The title change is material for editors and readers. The University of North Carolina School of Government’s Legislative Reporting Service notes that the committee substitute changed the long title; the original long title would have allowed digital assets in economic transactions and tax payments, while the substituted title is an act to enact the Virtual Currency Kiosk Consumer Protection Act.
Original Digital Asset Freedom Act framework
The introduced version would have created Article 52 of Chapter 66, cited as the North Carolina Digital Asset Freedom Act.

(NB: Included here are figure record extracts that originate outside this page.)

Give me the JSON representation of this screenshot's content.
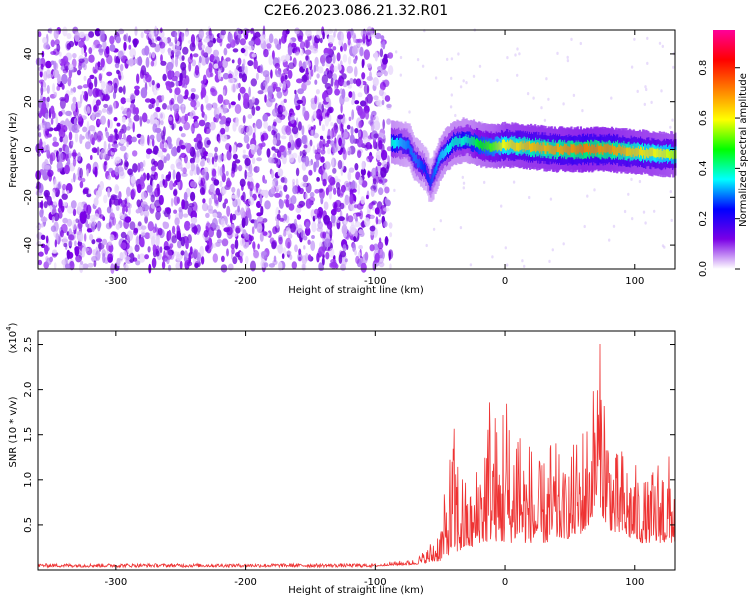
{
  "title": "C2E6.2023.086.21.32.R01",
  "chart_data": [
    {
      "type": "heatmap",
      "xlabel": "Height of straight line (km)",
      "ylabel": "Frequency (Hz)",
      "xlim": [
        -360,
        131
      ],
      "ylim": [
        -50,
        50
      ],
      "xticks": [
        -300,
        -200,
        -100,
        0,
        100
      ],
      "yticks": [
        -40,
        -20,
        0,
        20,
        40
      ],
      "colorbar": {
        "label": "Normalized spectral amplitude",
        "range": [
          0,
          0.95
        ],
        "ticks": [
          0.0,
          0.2,
          0.4,
          0.6,
          0.8
        ],
        "colormap": [
          "#ffffff",
          "#7a00e6",
          "#0000ff",
          "#00ffff",
          "#00ff00",
          "#ffff00",
          "#ff8000",
          "#ff0000",
          "#ff0099"
        ]
      },
      "noise_region_x": [
        -360,
        -88
      ],
      "signal_trace": [
        {
          "x": -88,
          "f": 3,
          "amp": 0.45
        },
        {
          "x": -75,
          "f": 2,
          "amp": 0.35
        },
        {
          "x": -70,
          "f": -4,
          "amp": 0.35
        },
        {
          "x": -62,
          "f": -8,
          "amp": 0.3
        },
        {
          "x": -58,
          "f": -14,
          "amp": 0.3
        },
        {
          "x": -50,
          "f": -3,
          "amp": 0.4
        },
        {
          "x": -40,
          "f": 3,
          "amp": 0.45
        },
        {
          "x": -30,
          "f": 4,
          "amp": 0.45
        },
        {
          "x": -20,
          "f": 2,
          "amp": 0.55
        },
        {
          "x": -10,
          "f": 1,
          "amp": 0.6
        },
        {
          "x": 0,
          "f": 2,
          "amp": 0.72
        },
        {
          "x": 20,
          "f": 1,
          "amp": 0.78
        },
        {
          "x": 40,
          "f": 0,
          "amp": 0.8
        },
        {
          "x": 60,
          "f": 0,
          "amp": 0.85
        },
        {
          "x": 80,
          "f": 0,
          "amp": 0.82
        },
        {
          "x": 100,
          "f": -1,
          "amp": 0.75
        },
        {
          "x": 120,
          "f": -2,
          "amp": 0.7
        },
        {
          "x": 131,
          "f": -2,
          "amp": 0.65
        }
      ]
    },
    {
      "type": "line",
      "xlabel": "Height of straight line (km)",
      "ylabel": "SNR (10 * v/v)",
      "y_scale_label": "(x10",
      "y_scale_exp": "4",
      "y_scale_tail": ")",
      "xlim": [
        -360,
        131
      ],
      "ylim": [
        0,
        2.65
      ],
      "xticks": [
        -300,
        -200,
        -100,
        0,
        100
      ],
      "yticks": [
        0.5,
        1.0,
        1.5,
        2.0,
        2.5
      ],
      "ytick_labels": [
        "0.5",
        "1.0",
        "1.5",
        "2.0",
        "2.5"
      ],
      "series": [
        {
          "color": "#ee3333",
          "envelope_x": [
            -360,
            -100,
            -90,
            -70,
            -60,
            -50,
            -45,
            -40,
            -35,
            -30,
            -25,
            -20,
            -15,
            -10,
            -5,
            0,
            5,
            10,
            15,
            20,
            25,
            30,
            35,
            40,
            45,
            50,
            55,
            60,
            65,
            70,
            72,
            75,
            80,
            85,
            90,
            95,
            100,
            105,
            110,
            115,
            120,
            125,
            131
          ],
          "envelope_y": [
            0.06,
            0.06,
            0.09,
            0.12,
            0.25,
            0.55,
            1.0,
            1.7,
            1.3,
            1.0,
            0.9,
            1.4,
            1.9,
            2.3,
            1.4,
            2.55,
            1.3,
            2.45,
            1.4,
            1.5,
            1.2,
            1.25,
            1.5,
            1.4,
            1.1,
            1.3,
            1.5,
            1.7,
            1.8,
            2.4,
            2.6,
            2.5,
            1.8,
            1.3,
            1.4,
            1.3,
            1.2,
            1.1,
            1.0,
            1.2,
            1.4,
            1.3,
            1.3
          ],
          "floor_y": [
            0.04,
            0.04,
            0.05,
            0.06,
            0.08,
            0.1,
            0.15,
            0.2,
            0.2,
            0.25,
            0.25,
            0.3,
            0.3,
            0.35,
            0.3,
            0.3,
            0.3,
            0.35,
            0.3,
            0.3,
            0.3,
            0.3,
            0.3,
            0.35,
            0.35,
            0.35,
            0.4,
            0.4,
            0.5,
            0.7,
            0.8,
            0.6,
            0.45,
            0.4,
            0.4,
            0.35,
            0.35,
            0.3,
            0.3,
            0.3,
            0.3,
            0.3,
            0.3
          ]
        }
      ]
    }
  ]
}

It applied only to digital assets that met detailed criteria for decentralization, market longevity, liquidity, regulatory classification, proof-of-work security, censorship resistance, uptime, and predictable supply. The introduced text also would have recognized qualifying digital assets as a valid medium of exchange and stated that a transaction could not be denied legal effect solely because it used a qualifying digital asset.
The first edition also proposed allowing taxpayers to choose a qualifying digital asset to pay taxes to the Department of Revenue. It would have required dollar-equivalent reporting using the digital asset-to-dollar exchange rate at the time of payment or transaction and would have directed the Department of Revenue to maintain daily exchange rates. Those provisions are historical context for the bill’s original “freedom act” framing, but they do not appear in the second edition that is currently before the House.

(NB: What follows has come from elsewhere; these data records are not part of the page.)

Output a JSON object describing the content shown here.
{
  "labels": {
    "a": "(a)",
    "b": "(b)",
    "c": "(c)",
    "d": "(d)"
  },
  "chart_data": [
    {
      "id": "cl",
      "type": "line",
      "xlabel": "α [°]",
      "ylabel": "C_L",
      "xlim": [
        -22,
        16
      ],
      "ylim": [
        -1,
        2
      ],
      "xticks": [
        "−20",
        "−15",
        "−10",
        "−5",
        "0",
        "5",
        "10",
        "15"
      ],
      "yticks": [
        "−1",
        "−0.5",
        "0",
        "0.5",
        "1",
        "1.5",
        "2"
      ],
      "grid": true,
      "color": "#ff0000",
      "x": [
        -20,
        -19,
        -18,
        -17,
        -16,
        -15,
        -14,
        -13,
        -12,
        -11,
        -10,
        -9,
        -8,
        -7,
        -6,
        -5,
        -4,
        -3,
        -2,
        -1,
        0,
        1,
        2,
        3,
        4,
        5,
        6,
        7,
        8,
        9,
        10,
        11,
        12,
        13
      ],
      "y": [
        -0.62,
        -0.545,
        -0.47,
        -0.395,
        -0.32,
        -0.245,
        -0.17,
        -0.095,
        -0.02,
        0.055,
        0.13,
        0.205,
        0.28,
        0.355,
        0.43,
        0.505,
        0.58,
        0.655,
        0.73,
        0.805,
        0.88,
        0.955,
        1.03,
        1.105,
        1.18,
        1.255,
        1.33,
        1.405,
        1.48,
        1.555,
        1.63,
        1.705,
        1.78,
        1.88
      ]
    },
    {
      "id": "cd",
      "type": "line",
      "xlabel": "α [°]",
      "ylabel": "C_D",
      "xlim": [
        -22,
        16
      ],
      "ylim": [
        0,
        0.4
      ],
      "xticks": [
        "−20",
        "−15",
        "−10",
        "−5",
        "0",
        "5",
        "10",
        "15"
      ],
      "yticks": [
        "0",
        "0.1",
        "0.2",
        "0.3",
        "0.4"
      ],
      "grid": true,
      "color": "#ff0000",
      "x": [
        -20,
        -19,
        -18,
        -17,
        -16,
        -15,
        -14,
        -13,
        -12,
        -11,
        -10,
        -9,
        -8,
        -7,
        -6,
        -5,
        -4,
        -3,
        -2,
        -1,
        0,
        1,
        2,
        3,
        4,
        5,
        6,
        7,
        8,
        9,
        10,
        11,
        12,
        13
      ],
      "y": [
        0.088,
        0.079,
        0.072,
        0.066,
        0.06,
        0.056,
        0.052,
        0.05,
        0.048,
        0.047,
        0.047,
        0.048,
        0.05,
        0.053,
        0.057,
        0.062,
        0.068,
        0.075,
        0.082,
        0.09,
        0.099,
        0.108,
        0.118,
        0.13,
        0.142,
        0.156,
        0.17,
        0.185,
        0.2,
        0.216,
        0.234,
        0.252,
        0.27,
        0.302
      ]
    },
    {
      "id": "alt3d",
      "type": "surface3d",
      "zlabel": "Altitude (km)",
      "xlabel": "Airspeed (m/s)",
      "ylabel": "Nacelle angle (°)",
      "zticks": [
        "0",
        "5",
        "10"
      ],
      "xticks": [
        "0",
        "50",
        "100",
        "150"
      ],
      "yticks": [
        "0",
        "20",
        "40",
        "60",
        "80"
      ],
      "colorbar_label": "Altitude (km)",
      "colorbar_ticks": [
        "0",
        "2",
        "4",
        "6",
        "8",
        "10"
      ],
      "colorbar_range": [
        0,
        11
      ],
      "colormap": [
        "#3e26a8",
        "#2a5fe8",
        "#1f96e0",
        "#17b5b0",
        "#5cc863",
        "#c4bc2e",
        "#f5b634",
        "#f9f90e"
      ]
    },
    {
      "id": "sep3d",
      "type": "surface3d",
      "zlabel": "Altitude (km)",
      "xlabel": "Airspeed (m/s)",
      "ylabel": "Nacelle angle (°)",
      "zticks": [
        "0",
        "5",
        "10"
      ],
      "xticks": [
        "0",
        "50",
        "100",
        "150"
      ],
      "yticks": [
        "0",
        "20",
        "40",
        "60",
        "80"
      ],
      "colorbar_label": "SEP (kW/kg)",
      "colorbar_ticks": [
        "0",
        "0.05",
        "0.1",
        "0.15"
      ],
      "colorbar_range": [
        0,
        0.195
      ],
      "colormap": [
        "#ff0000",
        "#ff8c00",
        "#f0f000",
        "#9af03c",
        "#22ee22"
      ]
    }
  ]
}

Current virtual currency kiosk provisions
The current second edition would add a new Article 26 to Chapter 53. It defines virtual currency, virtual currency kiosks, kiosk operators, digital wallets, blockchain analytics, new customers, and related terms. It places supervision with the North Carolina Commissioner of Banks and states that federal law, including the Bank Secrecy Act and the USA PATRIOT Act, governs to the extent of any inconsistency.
- Disclosures: kiosk operators would have to provide risk, terms-and-conditions, warning, fee, exchange-rate, spread, and liability disclosures before customer transactions.

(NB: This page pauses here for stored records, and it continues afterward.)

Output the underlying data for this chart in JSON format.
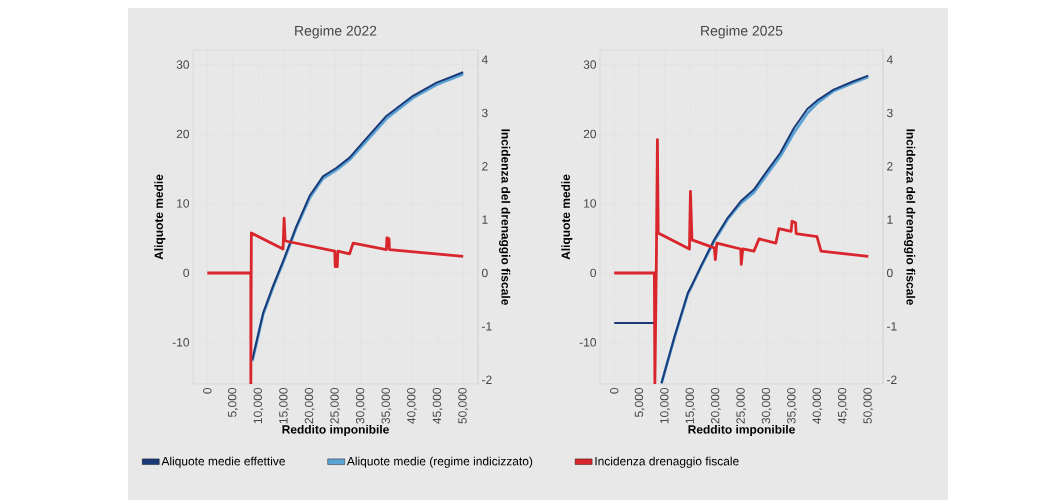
{
  "chart_data": [
    {
      "type": "line",
      "title": "Regime 2022",
      "xlabel": "Reddito imponibile",
      "ylabel": "Aliquote medie",
      "y2label": "Incidenza del drenaggio fiscale",
      "xlim": [
        -2800,
        52900
      ],
      "ylim": [
        -16,
        32.1
      ],
      "y2lim": [
        -2.08,
        4.18
      ],
      "xticks": [
        0,
        {
          "value": 5000,
          "label": "5,000"
        },
        {
          "value": 10000,
          "label": "10,000"
        },
        {
          "value": 15000,
          "label": "15,000"
        },
        {
          "value": 20000,
          "label": "20,000"
        },
        {
          "value": 25000,
          "label": "25,000"
        },
        {
          "value": 30000,
          "label": "30,000"
        },
        {
          "value": 35000,
          "label": "35,000"
        },
        {
          "value": 40000,
          "label": "40,000"
        },
        {
          "value": 45000,
          "label": "45,000"
        },
        {
          "value": 50000,
          "label": "50,000"
        }
      ],
      "yticks": [
        -10,
        0,
        10,
        20,
        30
      ],
      "y2ticks": [
        -2,
        -1,
        0,
        1,
        2,
        3,
        4
      ],
      "grid": true,
      "legend": "bottom",
      "marker": "none",
      "series": [
        {
          "name": "Aliquote medie effettive",
          "color": "#1b3a78",
          "x": [
            8800,
            10900,
            12840,
            14930,
            17400,
            20000,
            22600,
            25200,
            27800,
            30400,
            35000,
            40200,
            44800,
            50000
          ],
          "values": [
            -12.5,
            -5.8,
            -1.9,
            1.9,
            6.7,
            11.1,
            13.9,
            15.1,
            16.6,
            18.8,
            22.6,
            25.5,
            27.4,
            28.9
          ]
        },
        {
          "name": "Aliquote medie (regime indicizzato)",
          "color": "#5ba3d4",
          "x": [
            8800,
            10900,
            12840,
            14930,
            17400,
            20000,
            22600,
            25200,
            27800,
            30400,
            35000,
            40200,
            44800,
            50000
          ],
          "values": [
            -12.7,
            -6.0,
            -2.1,
            1.7,
            6.5,
            10.8,
            13.6,
            14.8,
            16.3,
            18.4,
            22.2,
            25.2,
            27.1,
            28.6
          ]
        },
        {
          "name": "Incidenza drenaggio fiscale",
          "color": "#d9262c",
          "axis": "y2",
          "x": [
            0,
            8500,
            8500,
            8600,
            14800,
            15000,
            15200,
            15300,
            24900,
            25000,
            25400,
            25500,
            27800,
            28500,
            35000,
            35100,
            35500,
            35600,
            50000
          ],
          "values": [
            0,
            0,
            -2.08,
            0.75,
            0.45,
            1.03,
            0.62,
            0.6,
            0.41,
            0.12,
            0.12,
            0.41,
            0.36,
            0.56,
            0.44,
            0.66,
            0.64,
            0.44,
            0.31
          ]
        }
      ]
    },
    {
      "type": "line",
      "title": "Regime 2025",
      "xlabel": "Reddito imponibile",
      "ylabel": "Aliquote medie",
      "y2label": "Incidenza del drenaggio fiscale",
      "xlim": [
        -2800,
        52900
      ],
      "ylim": [
        -16,
        32.1
      ],
      "y2lim": [
        -2.08,
        4.18
      ],
      "xticks": [
        0,
        {
          "value": 5000,
          "label": "5,000"
        },
        {
          "value": 10000,
          "label": "10,000"
        },
        {
          "value": 15000,
          "label": "15,000"
        },
        {
          "value": 20000,
          "label": "20,000"
        },
        {
          "value": 25000,
          "label": "25,000"
        },
        {
          "value": 30000,
          "label": "30,000"
        },
        {
          "value": 35000,
          "label": "35,000"
        },
        {
          "value": 40000,
          "label": "40,000"
        },
        {
          "value": 45000,
          "label": "45,000"
        },
        {
          "value": 50000,
          "label": "50,000"
        }
      ],
      "yticks": [
        -10,
        0,
        10,
        20,
        30
      ],
      "y2ticks": [
        -2,
        -1,
        0,
        1,
        2,
        3,
        4
      ],
      "grid": true,
      "marker": "none",
      "series": [
        {
          "color": "#1b3a78",
          "x": [
            0,
            7900,
            8500,
            9300,
            11900,
            14500,
            15200,
            17100,
            19700,
            22300,
            24900,
            27500,
            30100,
            32700,
            35400,
            38000,
            39900,
            43200,
            47100,
            50000
          ],
          "values": [
            -7.2,
            -7.2,
            null,
            -15.9,
            -9.1,
            -2.9,
            -1.9,
            1.0,
            4.8,
            7.9,
            10.3,
            12.0,
            14.7,
            17.3,
            20.9,
            23.6,
            24.8,
            26.4,
            27.6,
            28.4
          ]
        },
        {
          "color": "#5ba3d4",
          "x": [
            9300,
            11900,
            14500,
            15200,
            17100,
            19700,
            22300,
            24900,
            27500,
            30100,
            32700,
            35400,
            38000,
            39900,
            43200,
            47100,
            50000
          ],
          "values": [
            -15.9,
            -9.2,
            -3.0,
            -2.0,
            0.9,
            4.6,
            7.7,
            10.0,
            11.6,
            14.2,
            16.8,
            20.2,
            23.0,
            24.4,
            26.2,
            27.4,
            28.2
          ]
        },
        {
          "color": "#d9262c",
          "axis": "y2",
          "x": [
            0,
            7900,
            8000,
            8300,
            8500,
            8650,
            14800,
            15000,
            15300,
            19700,
            19900,
            20200,
            24900,
            25000,
            25300,
            27500,
            28500,
            31800,
            32400,
            34800,
            35000,
            35700,
            35800,
            39900,
            40700,
            50000
          ],
          "values": [
            0,
            0,
            -2.08,
            0.31,
            2.5,
            0.75,
            0.45,
            1.53,
            0.62,
            0.47,
            0.25,
            0.56,
            0.45,
            0.16,
            0.45,
            0.41,
            0.64,
            0.56,
            0.83,
            0.78,
            0.97,
            0.94,
            0.74,
            0.68,
            0.41,
            0.31
          ]
        }
      ]
    }
  ]
}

- Receipts: customers would receive written or electronic receipts containing transaction, operator, fee, exchange-rate, refund-policy, and Commissioner contact information.
- Fraud controls: operators would have to use blockchain analytics, provide live weekday customer service, and maintain written anti-fraud policies.
- Licensing: operators that own, operate, solicit, market, advertise, or facilitate kiosks in North Carolina would be treated as engaged in money transmission and would require licensure under Article 16B of Chapter 53.
- Limits and remedies: the bill would set daily transaction limits of $1,000 for new virtual currency customers and $2,500 for existing customers, provide refund and cancellation rights in specified cases, and cap aggregate kiosk fees and charges at 3%.
Violations would be treated as unfair trade practices, fraudulent inducement of a kiosk transaction would be a Class 1 misdemeanor, and local governments would retain authority to impose nonconflicting or greater kiosk requirements. If enacted in its current form, the Commissioner would have to adopt implementing rules by December 1, 2026, and most provisions would become effective December 1, 2026.